IdpSdkConstants.PASSWORD -> credentials[fieldId] = "<password>"
}
}
// To cancel the flow and propagate an error, return:
// IdpSdkProvideCredentialsResult(IdpSdkError(subsystem, errorCode, errorDescription))
return IdpSdkProvideCredentialsResult(credentials)
}
}
}
The full three-step login flow:
fun login() {
// Step 1 — get AST client data from the MC-SDK
val getAstClientDataEvent = GetAstClientDataEvent(IdpSdkApp.TENANT_ID)
MasterController.getInstance()?.postEvent(getAstClientDataEvent)?.then { resultEvent ->
when (resultEvent) {
is GetAstClientDataResultEvent -> {
if (resultEvent.status != StatusType.OK) {
Log.e(TAG, "GetAstClientData failed: ${resultEvent.errorDescription}")
return@then
}
// Step 2 — get authorization code from the IdpSdk
val astClientDataInfo = AstClientDataInfo(
resultEvent.clientData,
resultEvent.astClientId,
resultEvent.codeChallenge,
resultEvent.codeChallengeMethod
)
// userId is the identifier of the enrolled user (from StartResultEvent)
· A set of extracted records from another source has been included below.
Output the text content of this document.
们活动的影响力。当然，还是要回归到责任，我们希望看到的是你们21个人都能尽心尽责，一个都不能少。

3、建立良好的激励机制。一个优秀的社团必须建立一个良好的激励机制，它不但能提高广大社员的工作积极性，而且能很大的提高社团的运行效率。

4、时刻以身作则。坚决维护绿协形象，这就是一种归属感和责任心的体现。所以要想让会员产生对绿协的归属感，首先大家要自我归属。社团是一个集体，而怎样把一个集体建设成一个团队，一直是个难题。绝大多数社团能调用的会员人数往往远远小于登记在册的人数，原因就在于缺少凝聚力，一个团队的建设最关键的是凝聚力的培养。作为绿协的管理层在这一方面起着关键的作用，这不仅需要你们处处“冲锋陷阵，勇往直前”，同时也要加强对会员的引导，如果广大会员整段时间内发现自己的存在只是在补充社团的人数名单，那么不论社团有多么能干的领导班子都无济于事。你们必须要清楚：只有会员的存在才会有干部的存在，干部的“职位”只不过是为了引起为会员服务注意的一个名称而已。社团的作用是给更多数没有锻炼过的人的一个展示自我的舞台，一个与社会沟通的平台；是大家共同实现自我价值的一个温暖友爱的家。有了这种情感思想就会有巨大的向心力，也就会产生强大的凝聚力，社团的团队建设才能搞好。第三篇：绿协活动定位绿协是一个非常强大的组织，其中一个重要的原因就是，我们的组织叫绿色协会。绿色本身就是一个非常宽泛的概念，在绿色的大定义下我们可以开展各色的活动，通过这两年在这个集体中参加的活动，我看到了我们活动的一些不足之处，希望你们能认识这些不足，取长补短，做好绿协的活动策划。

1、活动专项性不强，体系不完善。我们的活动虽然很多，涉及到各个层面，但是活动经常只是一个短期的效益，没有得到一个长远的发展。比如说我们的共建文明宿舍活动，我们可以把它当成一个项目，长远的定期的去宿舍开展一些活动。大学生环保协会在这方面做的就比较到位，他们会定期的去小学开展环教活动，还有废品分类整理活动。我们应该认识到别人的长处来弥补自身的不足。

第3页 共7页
val userId: String? = StartRestartHandler.getFirstUserId()
IdpSdkNativeInterface.getAuthorizationCode(
astClientDataInfo,
LOGIN_CLIENT,
this, // IdpSdkInteractionInterface — provideCredentials called here
userId,
traceParent // optional W3C-compliant trace parent, or null
)?.thenApply { idpSdkResult ->
if (idpSdkResult.hasError()) {
Log.e(TAG, "getAuthorizationCode failed: ${idpSdkResult.idpSdkError}")
return@thenApply
}
// Step 3 — pass the authorization code to the MC-SDK
val authorizationCode = idpSdkResult.authorizationCode
val setEvent = SetAuthorisationCodeEvent(
IdpSdkApp.TENANT_ID,
AuthenticationMode.BIOMETRIC,
authorizationCode,
LOGIN_CLIENT
)
MasterController.getInstance()?.postEvent(setEvent)?.then { setResult ->
when (setResult) {
is SetAuthorisationCodeResultEvent -> {
if (setResult.status == StatusType.OK) {
Log.i(TAG, "Login successful")
} else {
Log.e(TAG, "SetAuthorisationCode failed: ${setResult.errorDescription}")
}
}
else -> error("Unexpected result for SetAuthorisationCodeEvent")
}
}
}
}
else -> error("Unexpected result for GetAstClientDataEvent")
}
}
}
NOTE: The
userIdpassed togetAuthorizationCodeduring login should be the enrolled user's identifier, obtained from theStartResultEventorRestartResultEventuser list.
Request Parameters
The following credential fields are requested by the IdpSdk during login via provideCredentials:
IdpSdkConstants.USERNAME — the user's username
IdpSdkConstants.PASSWORD — the user's password
The clientId passed to getAuthorizationCode is provided by the KOBIL IDP services (e.g. KssIdpLogin).
Important Notes
For more information about MC-SDK event usage during IdpSdk flows, please refer to GetAstClientData and SetAuthorisationCode.
Response Handling
IdpSdkNativeInterface.getAuthorizationCode returns a CompletableFuture<IdpSdkResult>. Check idpSdkResult.hasError() before accessing idpSdkResult.authorizationCode.
In response to the SetAuthorisationCodeEvent, the MC-SDK sends a SetAuthorisationCodeResultEvent with the appropriate status.